夏頃になるとテレビやYouTubeで見かける制汗剤のCM。
昔、学生向けの制汗剤のCMで、「部活動に精を出す女子生徒の元に好きな男子がやってきて、その女の子が汗の匂いを気にしていい香りのする制汗剤をひと塗り……」というようなのがあった気がする。
最近は少し違うのかもしれないが、そういった「太陽×汗×恋=青春」というような映像を見るたびに、いつからか羨ましいような、懐かしいような気持ちを抱くようになった。
「そんなこともあったかな~」と自分がバスケ部だった中学生の時のことを思い返してみると、いかに思い出が美化されているのかを思い知らされた。

夏の体育館の中は控えめにいっても地獄で、みーんなしっかり汗臭い

バスケットボールの練習は、当然年間を通じて体育館で行われる。
夏場は直射日光には当たらないが、その代わり窓を開けていても風もろくに通らない。そんな環境で何時間もひたすらボールを追って走り回って、跳び回る。
動けば動くほど室温も体温も上がる。控えめにいっても地獄だ。
そんな中で重宝するのが制汗剤だった。
風の届かない体育館の中では、制汗剤×巨大扇風機が体感温度を下げる最も有効な手段だったからだ。
休憩になるたびに汗を拭いて、制汗剤を塗り、扇風機の前のベストポジションをみんなで奪い合う。塗ると塗らないとでは涼しさが大違いで、辛い練習の合間に精神的にも身体的にも回復するための貴重なポーションだった。

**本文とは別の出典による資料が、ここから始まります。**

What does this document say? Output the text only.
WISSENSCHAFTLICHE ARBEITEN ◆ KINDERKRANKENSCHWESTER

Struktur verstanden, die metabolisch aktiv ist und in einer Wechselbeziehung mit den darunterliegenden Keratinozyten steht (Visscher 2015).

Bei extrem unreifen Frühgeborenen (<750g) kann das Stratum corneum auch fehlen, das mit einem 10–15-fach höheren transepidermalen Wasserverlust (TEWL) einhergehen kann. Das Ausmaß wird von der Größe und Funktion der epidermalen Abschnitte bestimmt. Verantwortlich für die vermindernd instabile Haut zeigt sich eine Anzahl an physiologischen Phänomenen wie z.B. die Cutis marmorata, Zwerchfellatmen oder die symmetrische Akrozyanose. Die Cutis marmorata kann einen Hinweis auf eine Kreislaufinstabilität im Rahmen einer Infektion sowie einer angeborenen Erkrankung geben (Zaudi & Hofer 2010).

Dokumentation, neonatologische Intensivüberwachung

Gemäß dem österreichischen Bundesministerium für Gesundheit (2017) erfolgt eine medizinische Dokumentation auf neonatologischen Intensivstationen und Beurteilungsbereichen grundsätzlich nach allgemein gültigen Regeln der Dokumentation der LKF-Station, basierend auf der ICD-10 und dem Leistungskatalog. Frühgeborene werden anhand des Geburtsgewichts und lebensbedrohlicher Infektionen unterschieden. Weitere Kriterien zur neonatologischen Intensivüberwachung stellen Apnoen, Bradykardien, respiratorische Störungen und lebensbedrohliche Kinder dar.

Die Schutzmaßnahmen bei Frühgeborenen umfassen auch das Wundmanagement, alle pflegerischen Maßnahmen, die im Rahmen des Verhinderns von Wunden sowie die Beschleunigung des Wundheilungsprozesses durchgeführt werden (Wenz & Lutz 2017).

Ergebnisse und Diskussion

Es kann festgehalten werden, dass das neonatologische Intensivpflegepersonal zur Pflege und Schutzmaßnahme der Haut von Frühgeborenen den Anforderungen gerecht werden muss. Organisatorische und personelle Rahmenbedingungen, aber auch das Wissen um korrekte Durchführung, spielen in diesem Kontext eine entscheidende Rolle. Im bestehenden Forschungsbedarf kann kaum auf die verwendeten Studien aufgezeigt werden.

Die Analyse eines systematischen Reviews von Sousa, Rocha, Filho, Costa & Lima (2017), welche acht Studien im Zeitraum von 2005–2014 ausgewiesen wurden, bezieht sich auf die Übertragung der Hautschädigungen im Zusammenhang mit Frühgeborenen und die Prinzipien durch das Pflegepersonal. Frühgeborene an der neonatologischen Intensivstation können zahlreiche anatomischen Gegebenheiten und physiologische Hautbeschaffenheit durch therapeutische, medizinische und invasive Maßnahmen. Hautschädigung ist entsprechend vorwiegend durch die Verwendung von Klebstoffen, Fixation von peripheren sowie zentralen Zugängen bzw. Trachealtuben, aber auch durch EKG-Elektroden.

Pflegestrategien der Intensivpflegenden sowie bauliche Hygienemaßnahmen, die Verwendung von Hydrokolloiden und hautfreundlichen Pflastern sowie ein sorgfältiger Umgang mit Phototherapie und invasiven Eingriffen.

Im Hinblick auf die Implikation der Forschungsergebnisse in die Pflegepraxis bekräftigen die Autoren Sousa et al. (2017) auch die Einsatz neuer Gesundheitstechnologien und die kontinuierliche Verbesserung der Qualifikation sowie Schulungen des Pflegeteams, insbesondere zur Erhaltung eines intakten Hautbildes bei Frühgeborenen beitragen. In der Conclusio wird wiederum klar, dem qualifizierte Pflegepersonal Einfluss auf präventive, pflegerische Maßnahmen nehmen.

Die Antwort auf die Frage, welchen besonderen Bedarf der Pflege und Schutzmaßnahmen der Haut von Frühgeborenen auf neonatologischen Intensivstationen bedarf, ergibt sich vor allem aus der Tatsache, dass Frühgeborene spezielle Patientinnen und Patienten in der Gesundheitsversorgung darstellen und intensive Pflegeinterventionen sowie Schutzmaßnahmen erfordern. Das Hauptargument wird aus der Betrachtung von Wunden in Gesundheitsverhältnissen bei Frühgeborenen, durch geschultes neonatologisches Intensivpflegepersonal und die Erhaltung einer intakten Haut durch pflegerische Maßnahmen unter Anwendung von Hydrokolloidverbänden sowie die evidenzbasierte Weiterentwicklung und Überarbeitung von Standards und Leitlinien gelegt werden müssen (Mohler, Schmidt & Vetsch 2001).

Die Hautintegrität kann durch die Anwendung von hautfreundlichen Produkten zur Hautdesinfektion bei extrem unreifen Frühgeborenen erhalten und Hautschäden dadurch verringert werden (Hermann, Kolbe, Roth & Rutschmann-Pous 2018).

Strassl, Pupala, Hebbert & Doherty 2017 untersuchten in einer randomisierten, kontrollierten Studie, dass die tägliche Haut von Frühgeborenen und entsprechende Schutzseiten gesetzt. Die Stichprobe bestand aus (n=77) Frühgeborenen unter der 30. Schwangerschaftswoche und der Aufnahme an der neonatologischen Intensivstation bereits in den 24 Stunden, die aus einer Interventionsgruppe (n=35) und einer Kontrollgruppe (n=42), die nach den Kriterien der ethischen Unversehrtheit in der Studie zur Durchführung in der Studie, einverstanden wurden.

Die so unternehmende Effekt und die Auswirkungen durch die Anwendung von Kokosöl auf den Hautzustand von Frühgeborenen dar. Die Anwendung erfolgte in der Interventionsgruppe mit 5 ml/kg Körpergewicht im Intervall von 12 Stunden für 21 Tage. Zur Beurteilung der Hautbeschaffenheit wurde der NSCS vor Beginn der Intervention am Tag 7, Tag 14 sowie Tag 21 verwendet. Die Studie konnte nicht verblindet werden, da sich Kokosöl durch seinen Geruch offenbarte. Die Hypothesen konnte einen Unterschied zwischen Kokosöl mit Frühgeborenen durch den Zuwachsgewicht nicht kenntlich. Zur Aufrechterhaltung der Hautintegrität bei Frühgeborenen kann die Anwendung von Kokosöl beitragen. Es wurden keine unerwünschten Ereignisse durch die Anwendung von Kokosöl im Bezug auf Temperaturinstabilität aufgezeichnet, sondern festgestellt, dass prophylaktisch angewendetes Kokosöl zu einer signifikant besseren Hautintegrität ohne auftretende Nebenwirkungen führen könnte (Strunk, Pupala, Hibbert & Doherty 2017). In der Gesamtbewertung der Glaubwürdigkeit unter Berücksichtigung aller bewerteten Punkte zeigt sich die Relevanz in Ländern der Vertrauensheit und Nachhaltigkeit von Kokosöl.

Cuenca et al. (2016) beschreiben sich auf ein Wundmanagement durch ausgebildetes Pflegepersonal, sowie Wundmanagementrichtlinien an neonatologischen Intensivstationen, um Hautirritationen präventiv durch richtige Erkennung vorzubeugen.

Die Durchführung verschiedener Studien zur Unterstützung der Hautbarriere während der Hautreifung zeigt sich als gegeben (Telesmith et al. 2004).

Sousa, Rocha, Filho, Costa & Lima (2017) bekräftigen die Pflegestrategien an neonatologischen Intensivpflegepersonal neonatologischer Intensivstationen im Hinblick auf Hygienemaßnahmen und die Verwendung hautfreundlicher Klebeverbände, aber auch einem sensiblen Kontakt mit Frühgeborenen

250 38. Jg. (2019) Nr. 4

ところが、そうして時々涼んでいても、練習を終える頃には練習着も髪の毛も雨に打たれたのかと思うほどビッショビショになっている。キャミソールはおろか、下着もビショビショだ。
でも一番最悪なのは匂いだった。とにかく臭い。汗臭い。時間が経てばたつほど臭い。
普段は柔軟剤のいい匂いのするあの子も、整った輪郭に汗を滴らせる美少女なあの子も、みーんなしっかり汗臭い。
汗臭過ぎて脱いだ服はビニール袋に密閉して持って帰ったり、帰る前に水でじゃぶじゃぶ洗ってみたり、各々工夫を凝らしていた。

ラズベリー、シトラス、石鹸。練習後に感じるみんなの「自分の香り」

しかし、服は着替えられても、体は依然汗臭い。
なので着替る時は、まず汗拭きシートで身体中を拭き、そのあと首、胸元、脇、腕、足…と全身に制汗剤を塗りたくる。そして時にはその上からスプレーも体にまき散らして、ようやく汗の匂いからしばらく解放されるのだ。
ここまですると帰宅前の反省会の時には、練習中の汗の匂いが嘘のように、そこかしこから色んないい匂いがする。

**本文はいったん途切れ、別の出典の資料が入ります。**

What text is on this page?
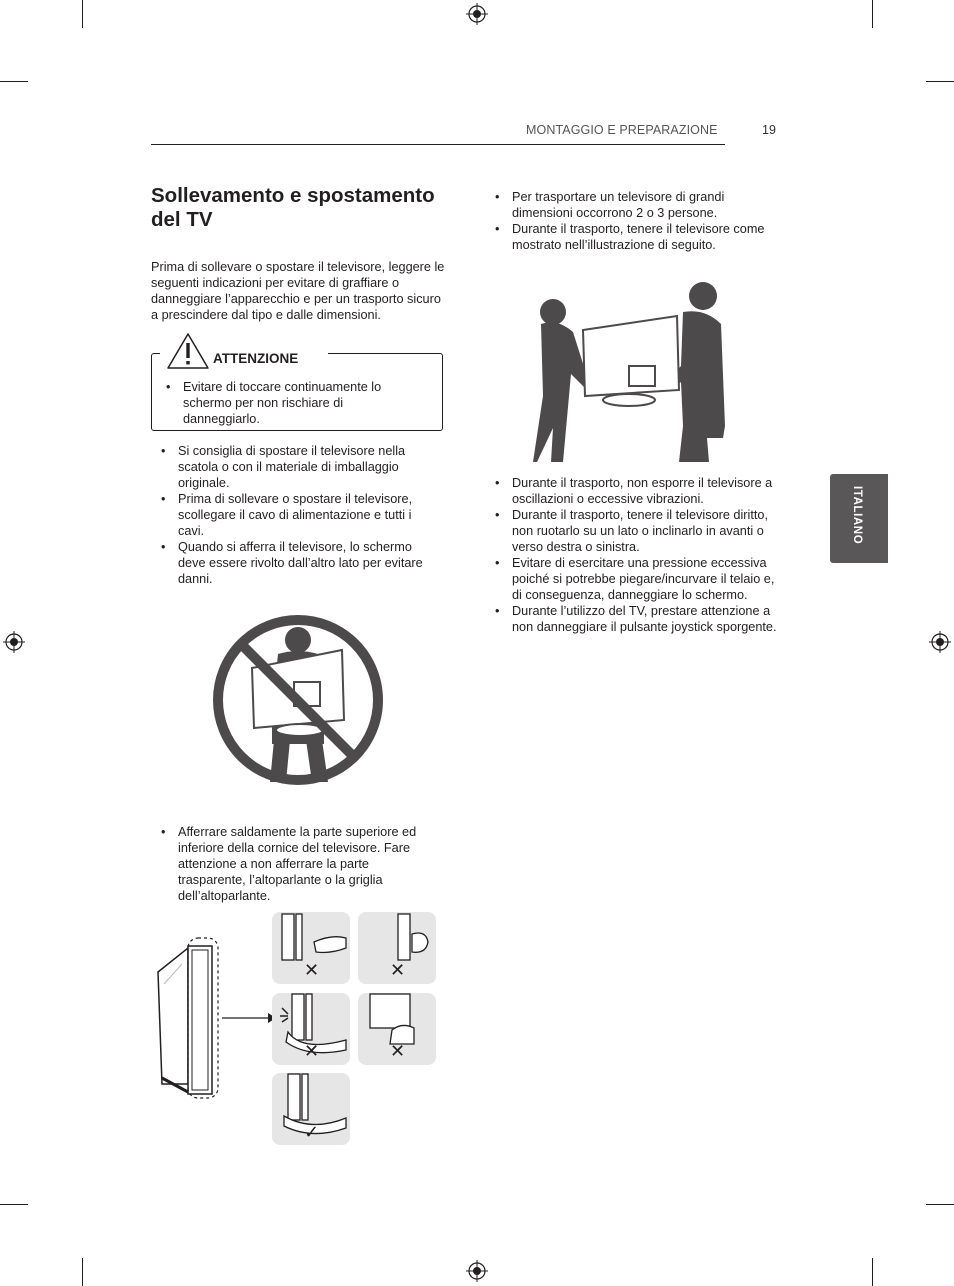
MONTAGGIO E PREPARAZIONE	19
ITALIANO
Sollevamento e spostamento del TV
Prima di sollevare o spostare il televisore, leggere le seguenti indicazioni per evitare di graffiare o danneggiare l’apparecchio e per un trasporto sicuro a prescindere dal tipo e dalle dimensioni.
ATTENZIONE
• Evitare di toccare continuamente lo schermo per non rischiare di danneggiarlo.
• Si consiglia di spostare il televisore nella scatola o con il materiale di imballaggio originale.
• Prima di sollevare o spostare il televisore, scollegare il cavo di alimentazione e tutti i cavi.
• Quando si afferra il televisore, lo schermo deve essere rivolto dall’altro lato per evitare danni.
• Afferrare saldamente la parte superiore ed inferiore della cornice del televisore. Fare attenzione a non afferrare la parte trasparente, l’altoparlante o la griglia dell’altoparlante.
✕	✕
✕	✕
✓
• Per trasportare un televisore di grandi dimensioni occorrono 2 o 3 persone.
• Durante il trasporto, tenere il televisore come mostrato nell’illustrazione di seguito.
• Durante il trasporto, non esporre il televisore a oscillazioni o eccessive vibrazioni.
• Durante il trasporto, tenere il televisore diritto, non ruotarlo su un lato o inclinarlo in avanti o verso destra o sinistra.
• Evitare di esercitare una pressione eccessiva poiché si potrebbe piegare/incurvare il telaio e, di conseguenza, danneggiare lo schermo.
• Durante l’utilizzo del TV, prestare attenzione a non danneggiare il pulsante joystick sporgente.
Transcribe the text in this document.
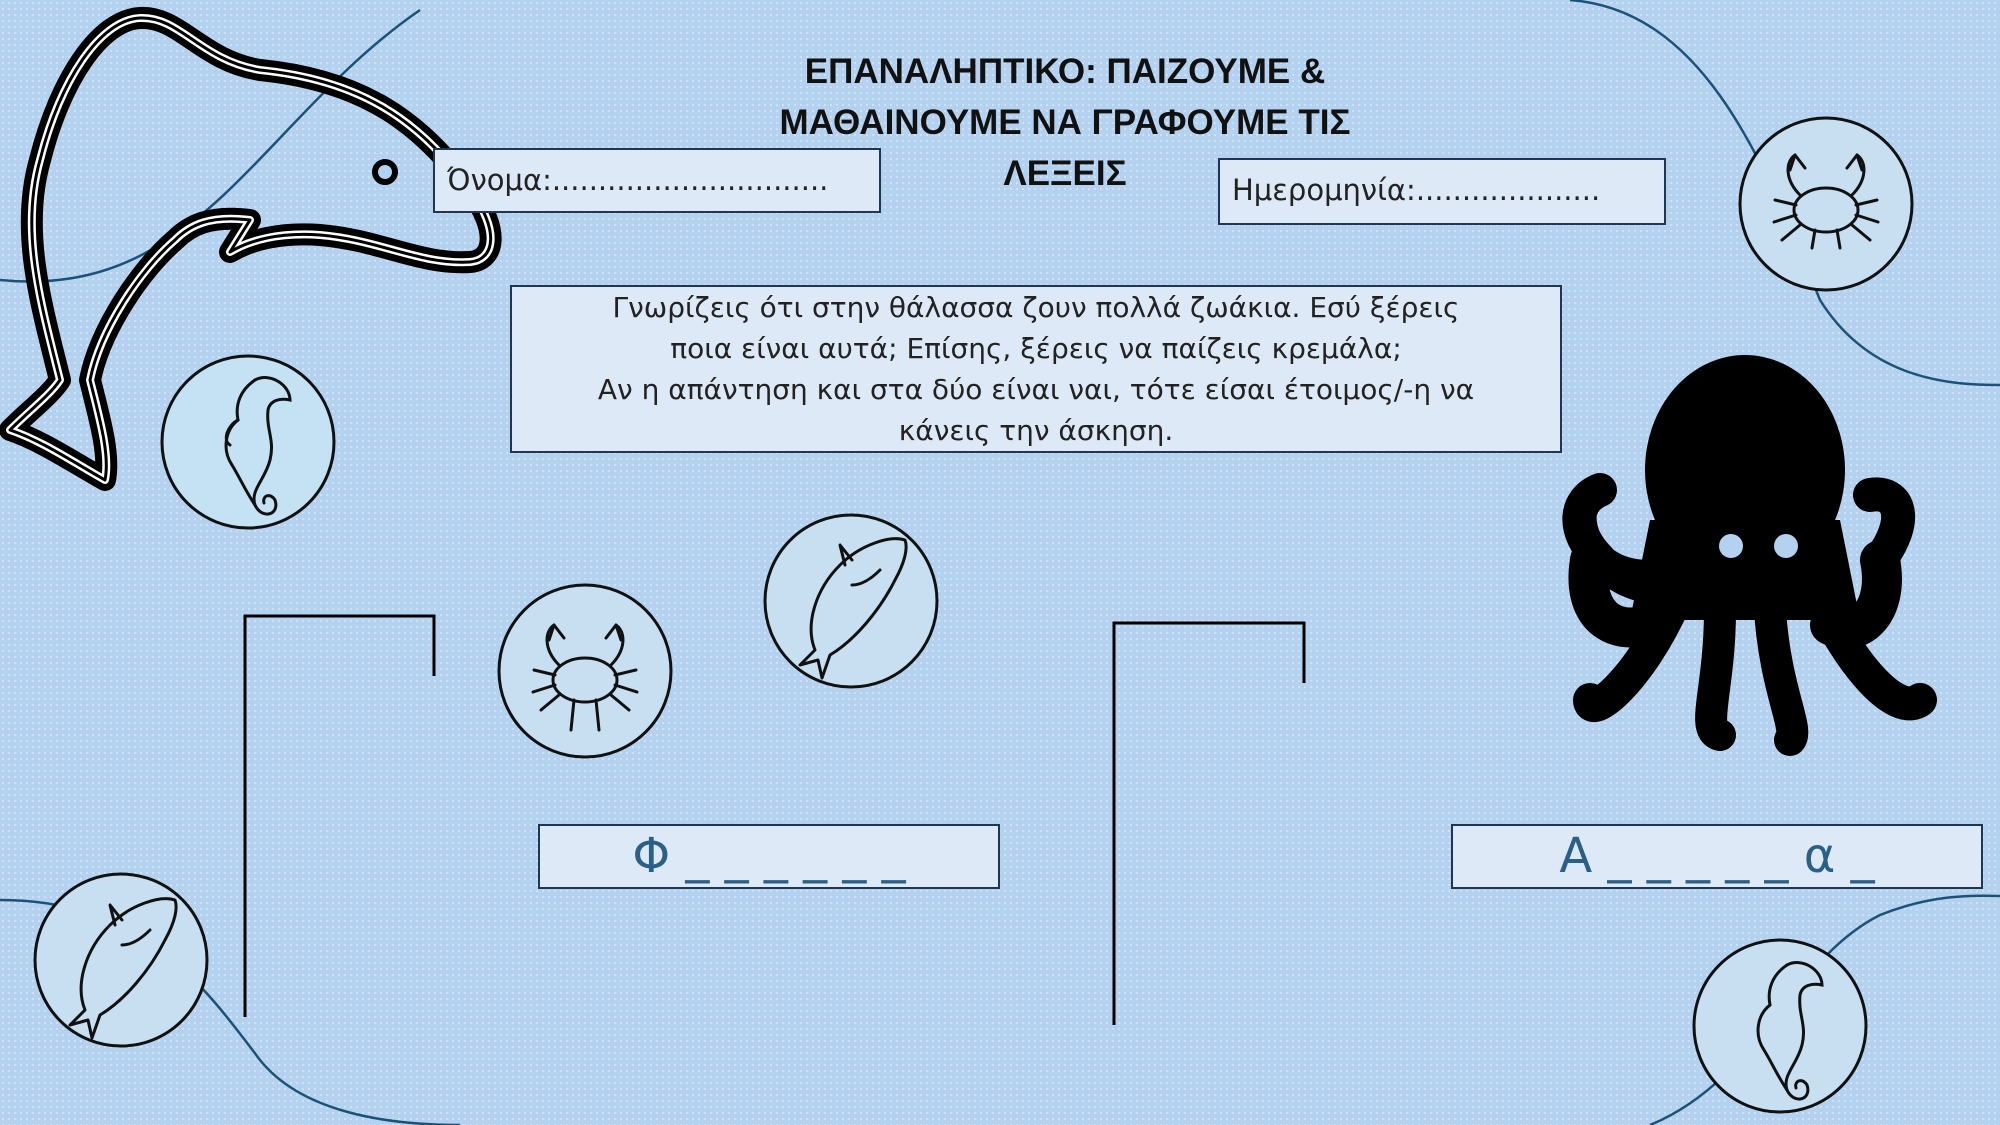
ΕΠΑΝΑΛΗΠΤΙΚΟ: ΠΑΙΖΟΥΜΕ &
ΜΑΘΑΙΝΟΥΜΕ ΝΑ ΓΡΑΦΟΥΜΕ ΤΙΣ
ΛΕΞΕΙΣ
Όνομα:..............................	Ημερομηνία:....................
Γνωρίζεις ότι στην θάλασσα ζουν πολλά ζωάκια. Εσύ ξέρεις
ποια είναι αυτά; Επίσης, ξέρεις να παίζεις κρεμάλα;
Αν η απάντηση και στα δύο είναι ναι, τότε είσαι έτοιμος/-η να
κάνεις την άσκηση.
Φ _ _ _ _ _ _	Α _ _ _ _ _ α _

「シトラスの匂い」は○○ちゃん、ちょっとお高い「ラズベリーの匂い」は○○先輩。
そんな風にそれぞれ「自分の香り」みたいなものがなんとなく決まっていた。
甘くて華やかな匂いはカースト上位の子たちの専売特許で、被らないように、残ったものから自分に「相応しい匂い」を選ぶ。そんな暗黙の了解があった。
私は「石鹸の匂い」だった。
別の匂いを使ってみたいと思ったことがあったけれど、結局ずっと「無難で清楚な石鹸」のままだった気がする。
今となってはどの匂いが使いたかったのかも思い出せない。

当時、自分のキャラクターからはみ出し、変に思われることが怖かった

あの頃、そういうちょっとした物に自分のキャラクター付けがあって、そこからはみ出して、みんなに変だとか、調子に乗っているとか思われるのが怖かった。
もしかしたら、シトラスのあの子も本当は別に好きな匂いがあったのかな、と今になって思う。

成人するとあんなに汗だくになることもなくなり、液体の制汗剤は全く使わなくなってしまった。
もうあの頃のように早く走れないし、あんなに高く跳ぶこともできない。

でも今なら好きな匂いを迷わずに選べる。
気分で使い分けることだってできる。
そう思うと、大人になるのも悪くない。

残念ながらCMみたいな甘酸っぱい青春ではなかったけれど、酸っぱい汗の匂いと優しい石鹸の匂いに包まれたあの頃の私を、また時々思い出してあげようと思う。